We rolled the marketing for this program into our marketing for National Library Week, with emails to the school community, advertising on the library website, and printed fliers posted in the building. I used Canva to create the publicity materials. (View these materials under Attachments at right.) This program had very little marketing, yet was a very successful part of National Library Week, and even one of our most buzzed-about programs on campus this year.

I had initially limited registration to 25 people, but fortunately bought a few more supplies that I thought I would need because I had over 30 people attend the workshop. The most successful part of this program, in my opinion, was the diversity of the participants from all over campus, with students, faculty and staff all in attendance.

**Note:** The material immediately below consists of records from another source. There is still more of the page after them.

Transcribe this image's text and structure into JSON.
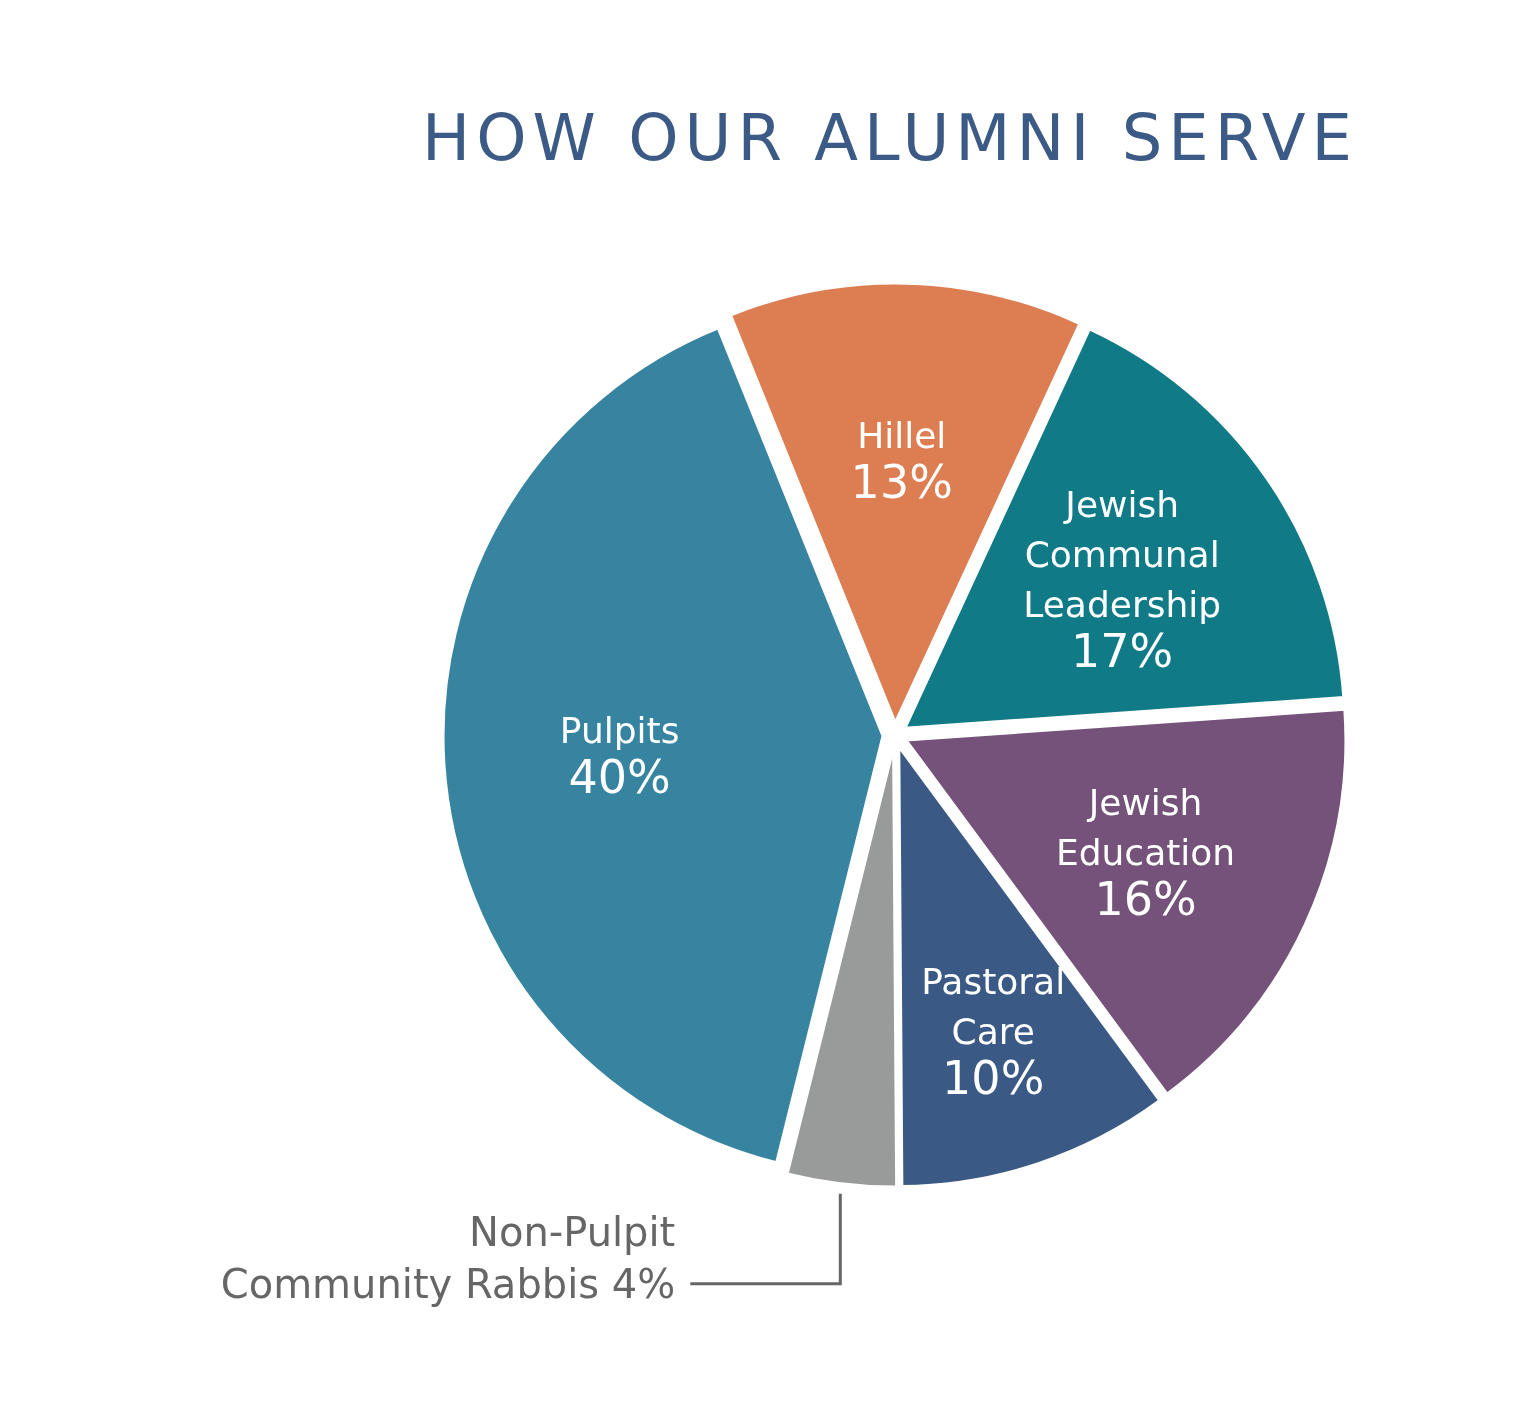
{
  "chart_data": {
    "type": "pie",
    "title": "HOW OUR ALUMNI SERVE",
    "categories": [
      "Hillel",
      "Jewish Communal Leadership",
      "Jewish Education",
      "Pastoral Care",
      "Non-Pulpit Community Rabbis",
      "Pulpits"
    ],
    "values": [
      13,
      17,
      16,
      10,
      4,
      40
    ],
    "value_labels": [
      "13%",
      "17%",
      "16%",
      "10%",
      "4%",
      "40%"
    ],
    "colors": [
      "#dc7e51",
      "#107a87",
      "#74527a",
      "#3a5a85",
      "#999b9a",
      "#3784a1"
    ]
  }
}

This project has a tendency to get expensive, so I would suggest having a firm limit on the number of participants; supplies that may not seem expensive on a small scale suddenly become exorbitant when buying for 25 or more people. I would also recommend determining what you already have on hand that could supplement buying materials, or ask patrons to provide some of their own supplies (such as a container) to cut costs. Our workshop averaged $6 to $7 per person and included all of the following supplies to build a complete terrarium:

  • small rocks or stones for the base of the container and for decoration
  • Spanish moss to layer over the stones and to help with drainage
  • sand, which adds more color to the terrarium and helps with drainage; it also looks nice at the top of the terrarium as decoration
  • potting soil made especially for cactus plants
  • plants, such as succulents; it is important to note that succulents should only be housed in open air terrariums (without a lid) because they do better in a drier climate with less moisture and humidity
  • additional (optional) decorations such as stones, glass beads, peat moss or miniature figures

Day-of-event Activity

I covered the tables in our largest meeting room with vinyl tablecloths, which made for easier clean-up after the program; all I had to do was roll up the cloths with the dirt and sand and throw them into the trash. The tables were set up with all the necessary supplies, including an empty glass jar and set of instructions at every chair.

The program was advertised to take place during lunch (around 12 to 1:30 p.m.), yet I had to take into account that different groups of people (faculty, staff and students) had slightly different schedules. To accommodate this, I allowed participants to get started as they arrived without waiting for the entire group, and I answered questions or replenished materials as needed. 

I had two other librarians assist with set-up and clean-up, but only one person was really needed to facilitate the project, so I was the only staff member in the room the entire time. 

Program Execution

Once participants started to arrive the program was very easy to facilitate. I instructed each person to take an open seat and then let them get to work as they saw fit, checking in on each table to see if they needed anything.

I received very positive feedback from those who attended the workshop, with comments on how relaxing it was to be able to dig into soil and create something during a stressful day.


If you are planning to run a program like this in the future, my strong advice would be to start planning earlier so that you are not forced to make potentially more expensive choices at the last minute. Research what type of terrarium you would like to make (either open or closed), and price out supplies well in advance to cut money spent in shipping, if necessary, and to limit your stress.

If you have flexibility in your budget, buy more supplies than you think you may need and keep the receipts so you can return the unused merchandise. I was glad to have the additional materials and ended up dipping into my extra stock to accommodate participant needs.